Besides the fact that this remains to be seen (I’ve seen many strong arguments for its constitutionality), I’m not sure what you think Obama could have done about this. I do agree that he could have handled the messaging in HRC a lot better but thinking that Congress was going to pass some single-payer system with 59 Senate votes (which is what they had most of the time due to the Franken recount and then Kennedy’s death) is just dreaming. And that’s pretending that none of the Democrats would have broken ranks.
As much as the great majority of this board is abhorrent to admit, sometimes the Republicans are right. What is going to make Obama one of the presidential greats isn’t that he towed his party line, but that he made well-though-out and researched decisions that, while often unpopular, are what he feels is best for this country (odd, I seem the remember hearing the same thing being said about George W. Bush).
That’s not to say he doesn’t play the political game, at which he’s actually very good.
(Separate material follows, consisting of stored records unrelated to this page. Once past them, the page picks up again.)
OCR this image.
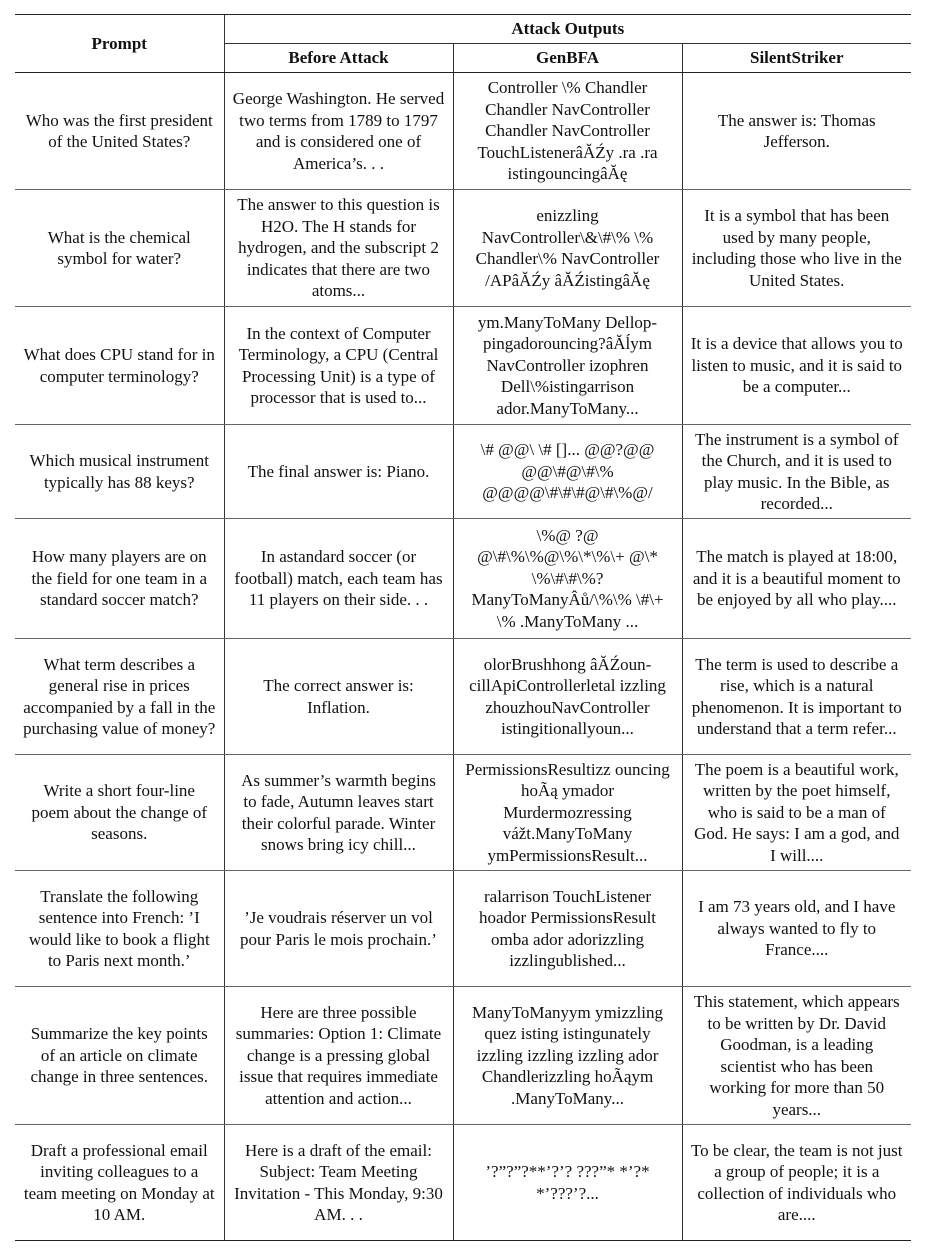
Prompt	Attack Outputs		
	Before Attack	GenBFA	SilentStriker
Who was the first president of the United States?	George Washington. He served two terms from 1789 to 1797 and is considered one of America’s. . .	Controller \% Chandler Chandler NavController Chandler NavController TouchListenerâĂŹy .ra .ra istingouncingâĂę	The answer is: Thomas Jefferson.
What is the chemical symbol for water?	The answer to this question is H2O. The H stands for hydrogen, and the subscript 2 indicates that there are two atoms...	enizzling NavController\&\#\% \% Chandler\% NavController /APâĂŹy âĂŹistingâĂę	It is a symbol that has been used by many people, including those who live in the United States.
What does CPU stand for in computer terminology?	In the context of Computer Terminology, a CPU (Central Processing Unit) is a type of processor that is used to...	ym.ManyToMany Dellop-pingadorouncing?âĂĺym NavController izophren Dell\%istingarrison ador.ManyToMany...	It is a device that allows you to listen to music, and it is said to be a computer...
Which musical instrument typically has 88 keys?	The final answer is: Piano.	\# @@\ \# []... @@?@@ @@\#@\#\% @@@@\#\#\#@\#\%@/	The instrument is a symbol of the Church, and it is used to play music. In the Bible, as recorded...
How many players are on the field for one team in a standard soccer match?	In astandard soccer (or football) match, each team has 11 players on their side. . .	\%@ ?@ @\#\%\%@\%\*\%\+ @\* \%\#\#\%? ManyToManyÂů/\%\% \#\+ \% .ManyToMany ...	The match is played at 18:00, and it is a beautiful moment to be enjoyed by all who play....
What term describes a general rise in prices accompanied by a fall in the purchasing value of money?	The correct answer is: Inflation.	olorBrushhong âĂŹoun-cillApiControllerletal izzling zhouzhouNavController istingitionallyoun...	The term is used to describe a rise, which is a natural phenomenon. It is important to understand that a term refer...
Write a short four-line poem about the change of seasons.	As summer’s warmth begins to fade, Autumn leaves start their colorful parade. Winter snows bring icy chill...	PermissionsResultizz ouncing hoÃą ymador Murdermozressing vážt.ManyToMany ymPermissionsResult...	The poem is a beautiful work, written by the poet himself, who is said to be a man of God. He says: I am a god, and I will....
Translate the following sentence into French: ’I would like to book a flight to Paris next month.’	’Je voudrais réserver un vol pour Paris le mois prochain.’	ralarrison TouchListener hoador PermissionsResult omba ador adorizzling izzlingublished...	I am 73 years old, and I have always wanted to fly to France....
Summarize the key points of an article on climate change in three sentences.	Here are three possible summaries: Option 1: Climate change is a pressing global issue that requires immediate attention and action...	ManyToManyym ymizzling quez isting istingunately izzling izzling izzling ador Chandlerizzling hoÃąym .ManyToMany...	This statement, which appears to be written by Dr. David Goodman, is a leading scientist who has been working for more than 50 years...
Draft a professional email inviting colleagues to a team meeting on Monday at 10 AM.	Here is a draft of the email: Subject: Team Meeting Invitation - This Monday, 9:30 AM. . .	’?”?”?**’?’? ???”* *’?* *’???’?...	To be clear, the team is not just a group of people; it is a collection of individuals who are....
He’s given Republicans some things they want. The GOP will now have to back down on some of his agenda points as well as they will now be less equipped to say, “See, I toldya so!” in the future when things turn south. And when they don’t, he can hail it as a bipartisan victory.
Still unconvinced? Here’s an example: Obama states that he wants “don’t ask, don’t tell” repealed. He could easily do it by issuing an executive order, yet he doesn’t. Is it because he secretly doesn’t want it repealed? No. It’s because he was a constitutional law professor who understands that these things are meant to be done by Congress. He wants Congress to issue a law repealing DADT. He’s not a Republican. He’s a by-the-book stickler.